Biden Pick has Michael Regant, the North Carolina environmental regulator, as head of EPA

WASHINGTON – Elected President Joseph R. Biden Jr., three members of Biden’s transition team, said Michael S. Regant, secretary of the North Carolina Department of Environmental Quality, will be nominated to head the Environmental Agency.

Mr. Regan has only recently become Mr. Biden’s most important choice, said two people who are well acquainted with the selection process. Leading the way for a few weeks was Mary D. Nichols, the California air quality regulator, but received significant criticism from liberal groups who accused her of failing to address the issue of environmental racism in her state.

He also put pressure on Mr. Biden to make his cabinet choices more racially diverse. If confirmed, Mr. Regan is expected to place great emphasis on racial fairness in the agency.

“This indicates that the Biden administration is serious about returning to EPA’s core mission of taking strong and sensible steps to protect the environment and public health and to promote environmental justice,” said Brian Buzby, of the North. Carolina Conservation Network, a coalition of environmental groups.

Mr Biden has vowed to reach zero net emissions by 2050 and eliminate fossil fuel emissions in the energy sector by 2035. If the Senate remains under Republican control and resists the adoption of climate legislation, it will largely be up to the EPA to adopt regulations that can curb planetary heating pollution from power plants, motor vehicles, and oil and gas plants.

Mr. Regan, a long-time EPA air quality expert who worked under both the Clinton and George W. Bush administrations, later worked for the Environmental Protection Fund, a nonprofit advocacy group. In 2017, Democrat Roy Cooper defeated Republican Governor Pat McCrory in North Carolina and beat Regan to lead the state environmental agency.

There, he replaced Donald R. van der Vaart, an ally of the Trump government, who questioned the established science of climate change, fought Obama-era rules to limit greenhouse gas emissions from power plants, and supported a business-friendly deregulation agenda in North Carolina.

Mr Regan’s supporters said low morale had improved and they emphasized the role of science in the department. Several called an obvious parallel to what was expected of him at the EPA, where Andrew Wheeler, executive director of Trump and former coal lobbyist, withheld the agency from work on climate change, and independent auditors identified “culture at the top Political intervention in science.

“It’s spooky that it reflected what happened to the EPA,” said Dan Crawford, director of government relations for the North Carolina Conservative Electoral League, who called Mr. Regan’s election to lead the federal agency “refreshing”.

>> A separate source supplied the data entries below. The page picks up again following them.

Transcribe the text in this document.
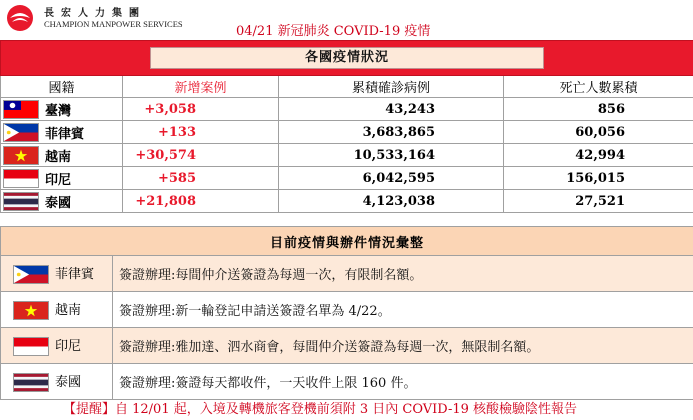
長宏人力集團
CHAMPION MANPOWER SERVICES	04/21 新冠肺炎 COVID-19 疫情
各國疫情狀況			

國籍	新增案例	累積確診病例	死亡人數累積
臺灣	+3,058	43,243	856
菲律賓	+133	3,683,865	60,056
越南	+30,574	10,533,164	42,994
印尼	+585	6,042,595	156,015
泰國	+21,808	4,123,038	27,521
目前疫情與辦件情況彙整	
菲律賓	簽證辦理:每間仲介送簽證為每週一次，有限制名額。
越南	簽證辦理:新一輪登記申請送簽證名單為 4/22。
印尼	簽證辦理:雅加達、泗水商會，每間仲介送簽證為每週一次，無限制名額。
泰國	簽證辦理:簽證每天都收件，一天收件上限 160 件。
【提醒】自 12/01 起，入境及轉機旅客登機前須附 3 日內 COVID-19 核酸檢驗陰性報告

In an interview, Van der Vaart called Mr. Regan a “nice guy,” but said the Department of the Environment, which he heads, has made poor decisions, including an agreement with Duke Energy to clean up coal ash, which he believes could lead to interest rate hikes for customers.

He pulled back the idea that morale had struck under his leadership. As far as climate change policy is concerned, Mr van der Vaart said, under Mr Regan’s leadership, ‘very little has been done in any case, so I am not sure where progress has been made’.

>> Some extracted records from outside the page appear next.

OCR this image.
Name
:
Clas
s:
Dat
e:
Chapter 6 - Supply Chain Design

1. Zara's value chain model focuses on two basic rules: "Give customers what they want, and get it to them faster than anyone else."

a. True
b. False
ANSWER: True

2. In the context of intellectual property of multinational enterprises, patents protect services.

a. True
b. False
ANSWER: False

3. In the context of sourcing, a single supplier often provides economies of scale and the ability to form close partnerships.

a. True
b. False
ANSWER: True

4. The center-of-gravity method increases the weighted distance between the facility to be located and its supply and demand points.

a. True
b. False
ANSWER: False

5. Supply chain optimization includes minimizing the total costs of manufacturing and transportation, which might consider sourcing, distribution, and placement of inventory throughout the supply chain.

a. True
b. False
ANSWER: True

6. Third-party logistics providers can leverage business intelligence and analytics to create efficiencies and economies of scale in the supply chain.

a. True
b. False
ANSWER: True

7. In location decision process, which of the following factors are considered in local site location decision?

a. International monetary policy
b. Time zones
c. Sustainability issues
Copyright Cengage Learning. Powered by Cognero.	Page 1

Mr. Regan’s election is a traditional choice in many ways. The history of democratic presidents is the poaching of EPA leaders by state environmental agencies. Gina McCarthy and Lisa Jackson, who both ran the agency under President Obama, were heads of state environmental agencies; Ms. McCarthy in Massachusetts and Jackson Ms. in New Jersey.

But Mr. Regan’s name only first appeared on Sunday after Sunday, after weeks of speculating that Ms. Nichols was in a padlock in California.

Ms. Nichols, the champion of aggressive regulation, would have faced fierce opposition from Republicans, for which the Biden team was prepared. But according to people close to the transition, Mr. Biden ignored Ms. Nichols ’intense criticism from liberals, who argued that the cap-and-trade policy he helped California develop allowed the industry to continue to pollute, disproportionately damaging poor communities.

In Mr Regan, people close to the Biden transition say the president-elect hopes to find a candidate who hasn’t brought many enemies left or right and who can also move quickly to map out an aggressive agenda.

He was a key figure in Governor Cooper delivering on his promise to achieve carbon neutrality in North Carolina by 2050 and overseeing the state’s inter-agency council on climate change, a working group of state agencies set up to achieve that goal. In September, Mr. Regan outlined a plan that included cutting the energy sector’s emissions by 70 percent below 2005 levels over the next decade and significantly accelerating the development of clean energy.

And in January, Mr. Regan’s agency signed a far-reaching settlement agreement with Duke Energy and environmental groups to require the utility to dispose of more than 76 million tons of submerged coal ash in lined landfills. This will be the largest coal ash exploration in the country.

Coral Davenport contributed to the report.